Laboratory of Translational Research, Azienda USL-IRCCS di Reggio Emilia, Reggio Emilia, Italy.
Experimental and Clinical Pharmacology Unit, Centro di Riferimento Oncologico di Aviano (CRO) IRCCS, National Cancer Institute, Aviano, Italy.
Mol Cancer Res. 2021 May;19(5):799-811. doi: 10.1158/1541-7786.MCR-20-0324. Epub 2021 Feb 5.
BRD4 is an epigenome reader known to exert key roles at the interface between chromatin remodeling and transcriptional regulation, and is primarily known for its role in promoting gene expression. In selective contexts, however, BRD4 may work as negative regulator of transcription. Here, we reported that BRD4 binds several long noncoding RNAs (lncRNA). Among these, the lncRNA was found to interfere with BRD4 transcriptional activity. Mechanistically, lncNEAT1 forms a complex with BRD4 and WDR5 and maintains them in a low-activity state. Treatment with Bromodomains and Extraterminal (BET) inhibitor caused the lncRNA to dissociate from the BRD4/WDR5 complex, restored the acetyl-transferase capacity of BRD4, and restored the availability of WDR5 to promote histone trimethylation, thereby promoting BRD4/WDR5 transcriptional activity and activation of target gene expression. In addition, the lncRNA then became available to bind and to inhibit EZH2, cooperatively increasing transcriptional activation. IMPLICATIONS: Our results revealed an epigenetic program that involves the interaction between the lncRNA and BRD4, functioning as a molecular switch between BRD4's activator and repressor chromatin complexes.

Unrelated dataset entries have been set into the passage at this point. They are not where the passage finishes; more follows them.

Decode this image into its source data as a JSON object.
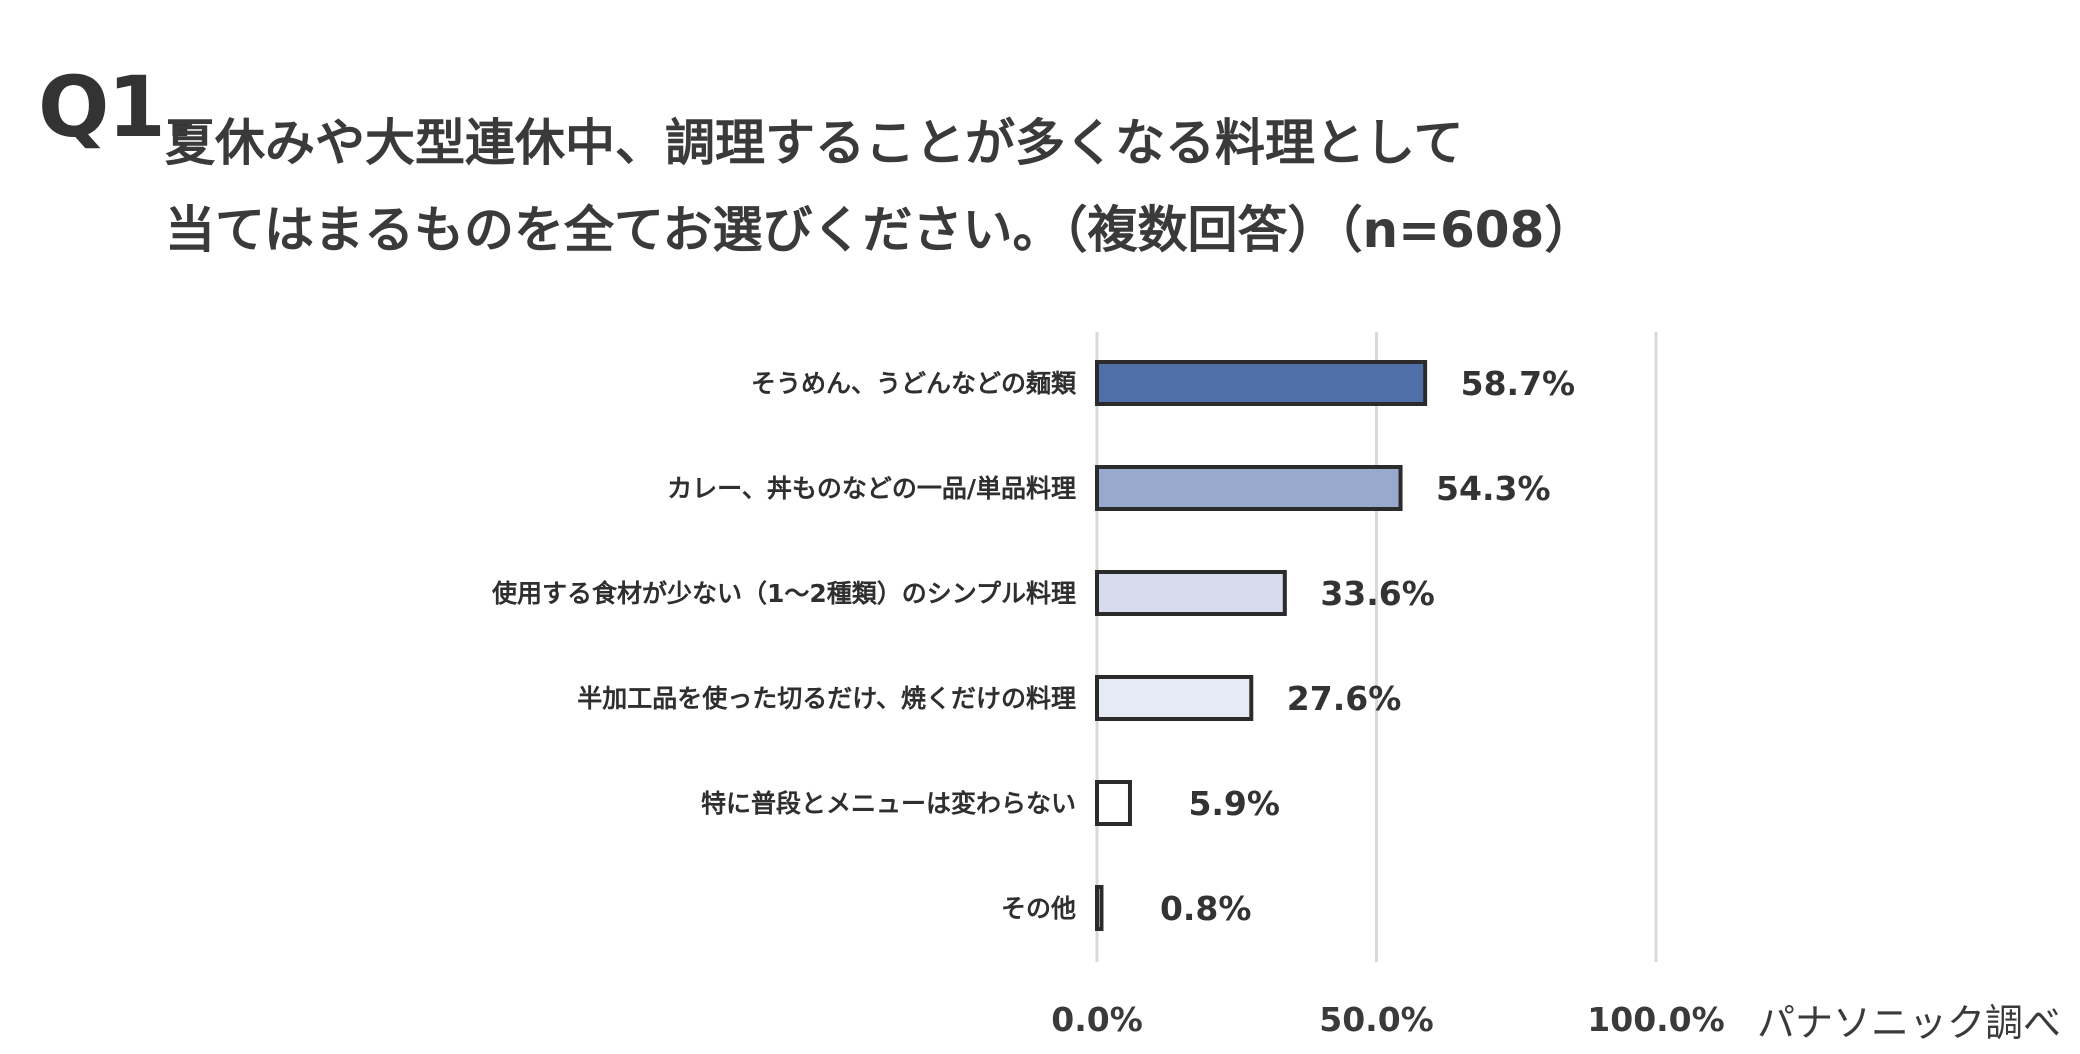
{
  "question": {
    "number": "Q1.",
    "line1": "夏休みや大型連休中、調理することが多くなる料理として",
    "line2": "当てはまるものを全てお選びください。（複数回答）（n=608）"
  },
  "source_note": "パナソニック調べ",
  "chart_data": {
    "type": "bar",
    "orientation": "horizontal",
    "categories": [
      "そうめん、うどんなどの麺類",
      "カレー、丼ものなどの一品/単品料理",
      "使用する食材が少ない（1〜2種類）のシンプル料理",
      "半加工品を使った切るだけ、焼くだけの料理",
      "特に普段とメニューは変わらない",
      "その他"
    ],
    "values": [
      58.7,
      54.3,
      33.6,
      27.6,
      5.9,
      0.8
    ],
    "value_labels": [
      "58.7%",
      "54.3%",
      "33.6%",
      "27.6%",
      "5.9%",
      "0.8%"
    ],
    "bar_colors": [
      "#4f6fa8",
      "#97a9cc",
      "#d6dcec",
      "#e6eaf4",
      "#ffffff",
      "#ffffff"
    ],
    "bar_stroke": "#2b2b2b",
    "xlim": [
      0,
      100
    ],
    "ticks": [
      0,
      50,
      100
    ],
    "tick_labels": [
      "0.0%",
      "50.0%",
      "100.0%"
    ],
    "gridline_color": "#d9d9d9",
    "grid": true,
    "legend": "none"
  }
}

BRD4 是一种已知在染色质重塑和转录调控之间发挥关键作用的表观基因组读取器,主要因其促进基因表达的作用而为人所知。然而,在选择性情况下,BRD4 可能作为转录的负调节剂发挥作用。在这里,我们报告 BRD4 结合了几种长非编码 RNA(lncRNA)。在这些之中,发现 lncRNA 干扰 BRD4 的转录活性。从机制上讲,lncNEAT1 与 BRD4 和 WDR5 形成复合物,并将它们维持在低活性状态。用溴结构域和末端(BET)抑制剂处理会导致 lncRNA 与 BRD4/WDR5 复合物解离,恢复 BRD4 的乙酰转移酶能力,并恢复 WDR5 的可用性以促进组蛋白三甲基化,从而促进 BRD4/WDR5 转录活性和靶基因表达的激活。此外,lncRNA 随后可与 EZH2 结合并抑制其功能,协同增加转录激活。意义:我们的结果揭示了一个涉及 lncRNA 和 BRD4 相互作用的表观遗传程序,作为 BRD4 的激活剂和抑制剂染色质复合物之间的分子开关。